To solve the problem, first write the given equation in standard form:
2x^{2}-x-6=0
Applying the formulas:
x_{1}=\dfrac{-\left(-1\right)-\sqrt{\left(-1\right)^{2}-4\left(2\right)\left(-6\right)}}{2\left(2\right)}=\dfrac{1-\sqrt{49}}{4}=-\dfrac{3}{2}
x_{2}=\dfrac{-\left(-1\right)+\sqrt{\left(-1\right)^{2}-4\left(2\right)\left(-6\right)}}{2\left(2\right)}=\dfrac{1+\sqrt{49}}{4}=2
The solutions of the equation 2x^{2}=x+6 are x=-\dfrac{3}{2} and x=2.
\left(3x+1\right)\left(x-5\right)=-x^{2}-12x-4
The solutions of the equation ax^{2}+bx+c=0 are:
- x_{1}=\dfrac{-b-\sqrt{b^{2}-4ac}}{2a}
- x_{2}=\dfrac{-b+\sqrt{b^{2}-4ac}}{2a}
If b^{2}-4ac (which is called the discriminant) is negative then the equation has no real solutions.
If b^{2}-4ac is zero then the equation has one double solution.

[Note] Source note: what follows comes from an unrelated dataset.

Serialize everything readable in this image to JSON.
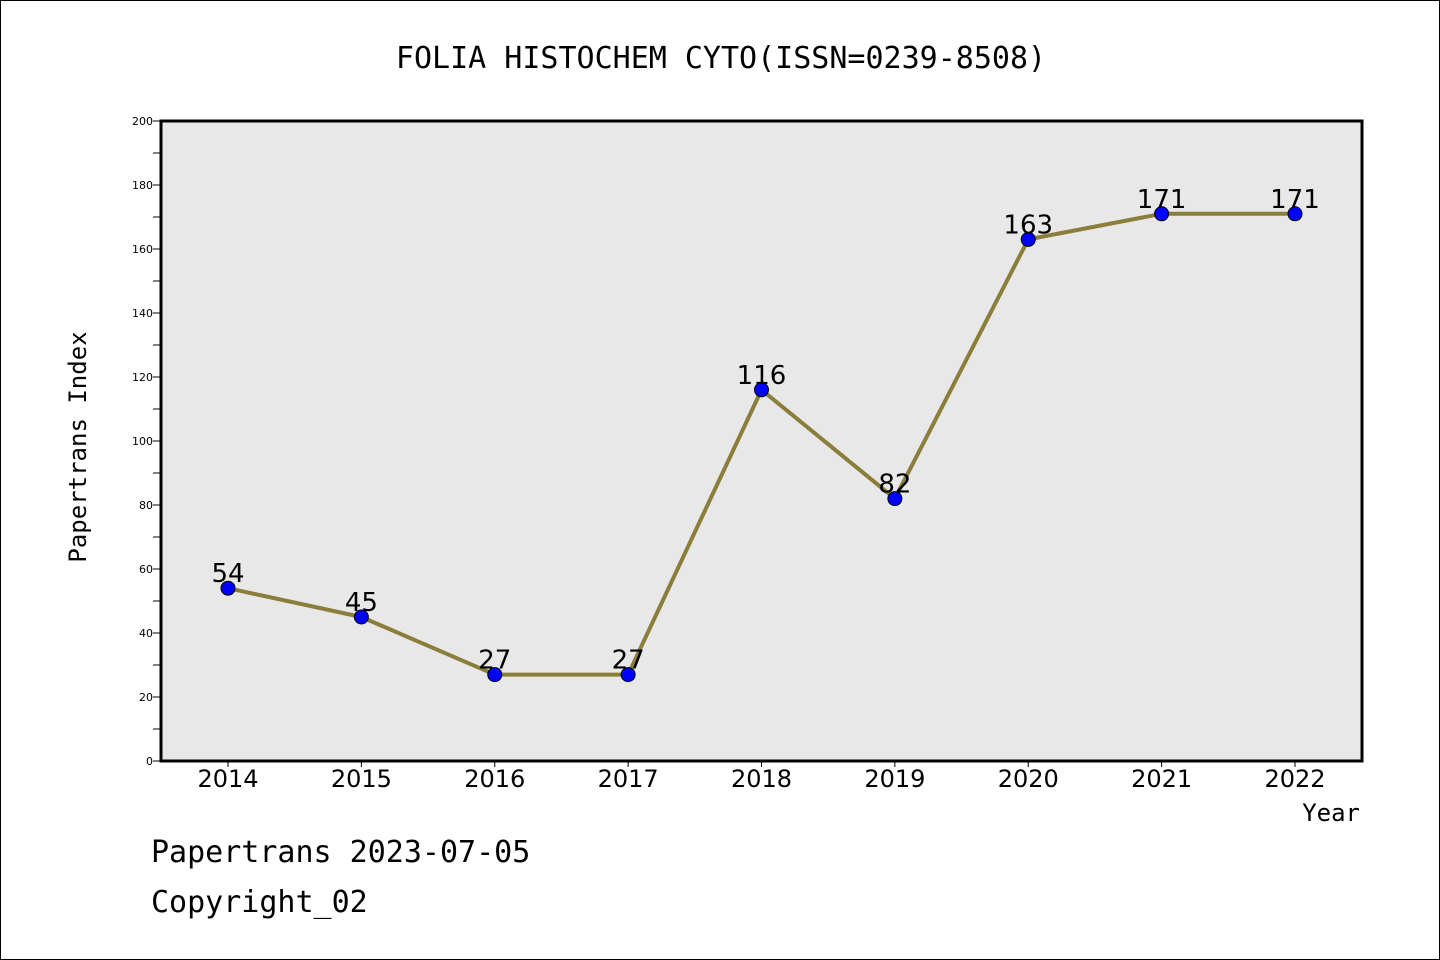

To solve the problem, first write the given equation in standard form:
3x^{2}-14x-5=-x^{2}-12x-4
4x^{2}-2x-1=0
Applying the formulas:
x_{1}=\dfrac{-\left(-2\right)-\sqrt{\left(-2\right)^{2}-4\left(4\right)\left(-1\right)}}{2\left(4\right)}=\dfrac{2-\sqrt{20}}{8}=\dfrac{2-2\sqrt{5}}{8}=\dfrac{1-\sqrt{5}}{4}
x_{2}=\dfrac{-\left(-2\right)+\sqrt{\left(-2\right)^{2}-4\left(4\right)\left(-1\right)}}{2\left(4\right)}=\dfrac{2+\sqrt{20}}{8}=\dfrac{2+2\sqrt{5}}{8}=\dfrac{1+\sqrt{5}}{4}
The solutions of the equation \left(3x+1\right)\left(x-5\right)=-x^{2}-12x-4 are x=\dfrac{1-\sqrt{5}}{4} and x=\dfrac{1+\sqrt{5}}{4}.